The SHARE project investigates ways to reduce the leakage in searchable encryption in order to
mitigate the impact of leakage-abuse attacks while keeping the performance-level high enough for
practical use. Concretely, we propose the construction of SE schemes that allow the leakage to be
modeled as a statistic released on the queries and shared dataset in terms of ε-differential privacy, a
well-established notion that informally says that, after observing the statistic, you learn approximately
(determined by the ε-parameter) the same amount of information about an individual data item or query
as if the item was not present in the dataset or the query has not been performed. Naturally, such an
approach will produce false positives and negatives in the querying process, affecting the scheme’s
performance. By calibrating the ε-parameter, we can achieve various leakage-performance trade-offs
tailored to the needs of specific applications.

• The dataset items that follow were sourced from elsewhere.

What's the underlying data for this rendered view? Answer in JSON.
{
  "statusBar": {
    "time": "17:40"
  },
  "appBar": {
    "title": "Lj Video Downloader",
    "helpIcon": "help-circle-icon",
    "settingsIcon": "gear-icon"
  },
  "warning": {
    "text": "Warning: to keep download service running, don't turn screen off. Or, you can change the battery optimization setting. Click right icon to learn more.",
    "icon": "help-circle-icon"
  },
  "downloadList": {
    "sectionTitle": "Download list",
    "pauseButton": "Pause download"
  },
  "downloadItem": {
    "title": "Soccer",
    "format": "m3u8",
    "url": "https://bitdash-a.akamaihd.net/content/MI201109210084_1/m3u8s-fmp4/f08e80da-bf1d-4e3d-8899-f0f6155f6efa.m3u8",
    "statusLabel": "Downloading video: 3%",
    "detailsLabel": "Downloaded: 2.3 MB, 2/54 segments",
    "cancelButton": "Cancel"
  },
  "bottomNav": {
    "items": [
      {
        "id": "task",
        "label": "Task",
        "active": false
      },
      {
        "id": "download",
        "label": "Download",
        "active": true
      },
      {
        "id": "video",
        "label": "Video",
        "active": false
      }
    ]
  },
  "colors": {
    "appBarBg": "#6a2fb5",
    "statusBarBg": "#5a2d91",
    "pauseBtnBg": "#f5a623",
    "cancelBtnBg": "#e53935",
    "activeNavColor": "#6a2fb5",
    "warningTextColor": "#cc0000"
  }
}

SHARE explores the idea of differentially private leakage on different parts of SE with different search
capabilities, starting with exact-keyword-match SE schemes with differentially private leakage on the
access pattern only, up to schemes with differentially private leakage on the access and search pattern
as well as on the shared dataset itself, allowing for more expressive query types like fuzzy match, range,
or substring queries. SHARE comes with an attack lab in which we investigate existing and new types of
leakage-abuse attacks to assess the mitigation-potential of our proposed combination of differential
privacy with cryptographic guarantees in searchable encryption.